After installation, confirm that the Spegel pods are running on all nodes:

```bash theme={null}
kubectl get pods -n spegel -o wide
```

Expected output:

```txt theme={null}
NAME           READY   STATUS    NODE
spegel-xxxxx   1/1     Running   node-1
spegel-yyyyy   1/1     Running   node-2
```

Spegel runs as a DaemonSet, so there should be exactly one pod per node. Once these pods are in the `Running` state, Spegel is active and ready to configure containerd.

## Step 6: Test peer-to-peer image distribution

Deploy a test workload to trigger an image pull:

```bash theme={null}
kubectl run spegel-test \
  --image=nginx:latest \
  --restart=Never \
  --image-pull-policy=Always
```

Verify that the pod starts successfully:

```bash theme={null}
kubectl get pods spegel-test -o wide
```

This confirms that containerd can pull images using the configured registry mirrors.

## Step 7: Verify Spegel activity

Check the Spegel logs to confirm it is serving registry traffic:

```bash theme={null}
kubectl logs -n spegel \
  -l app.kubernetes.io/name=spegel \
  --tail=50
```

You should see registry and peer routing activity.

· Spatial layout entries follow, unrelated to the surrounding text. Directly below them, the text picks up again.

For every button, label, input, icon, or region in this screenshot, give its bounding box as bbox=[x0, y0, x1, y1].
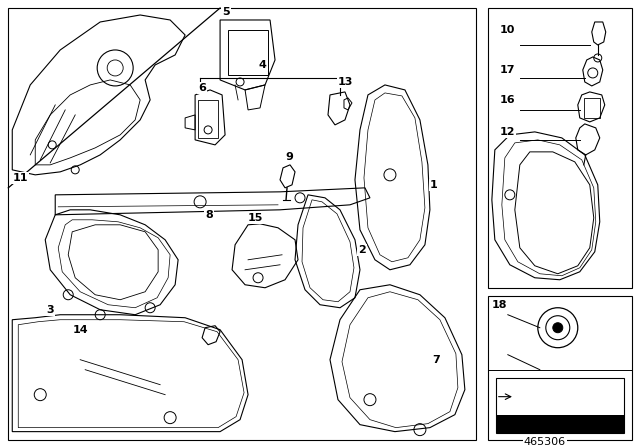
Bar bbox=[584, 98, 600, 118]
Bar bbox=[8, 8, 476, 439]
Text: 4: 4 bbox=[258, 60, 266, 70]
Text: 18: 18 bbox=[492, 300, 508, 310]
Text: 465306: 465306 bbox=[524, 437, 566, 447]
Text: 7: 7 bbox=[432, 355, 440, 365]
Text: 6: 6 bbox=[198, 83, 206, 93]
Bar bbox=[488, 296, 632, 439]
Text: 8: 8 bbox=[205, 210, 213, 220]
Bar bbox=[228, 30, 268, 75]
Text: 10: 10 bbox=[500, 25, 515, 35]
Text: 14: 14 bbox=[72, 325, 88, 335]
Bar bbox=[496, 415, 624, 433]
Text: 16: 16 bbox=[500, 95, 515, 105]
Text: 1: 1 bbox=[430, 180, 438, 190]
Circle shape bbox=[553, 323, 563, 333]
Text: 15: 15 bbox=[248, 213, 264, 223]
Text: 11: 11 bbox=[12, 173, 28, 183]
Text: 17: 17 bbox=[500, 65, 515, 75]
Text: 9: 9 bbox=[285, 152, 293, 162]
Text: 12: 12 bbox=[500, 127, 515, 137]
Bar bbox=[198, 100, 218, 138]
Bar bbox=[488, 8, 632, 288]
Text: 5: 5 bbox=[222, 7, 230, 17]
Text: 13: 13 bbox=[338, 77, 353, 87]
Text: 2: 2 bbox=[358, 245, 365, 255]
Bar bbox=[496, 378, 624, 433]
Text: 3: 3 bbox=[46, 305, 54, 315]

This confirms that Spegel is actively participating in image distribution.

## How Spegel integrates with Talos

With Spegel installed, containerd pulls images using this order:

1. Spegel registry on the local node
2. Spegel registry on peer nodes
3. Upstream container registry (for example, Docker Hub)

When an image is pulled, it is cached locally and made available to other nodes through Spegel. This reduces external registry usage, improves pull performance, and enables efficient peer-to-peer image distribution across the cluster.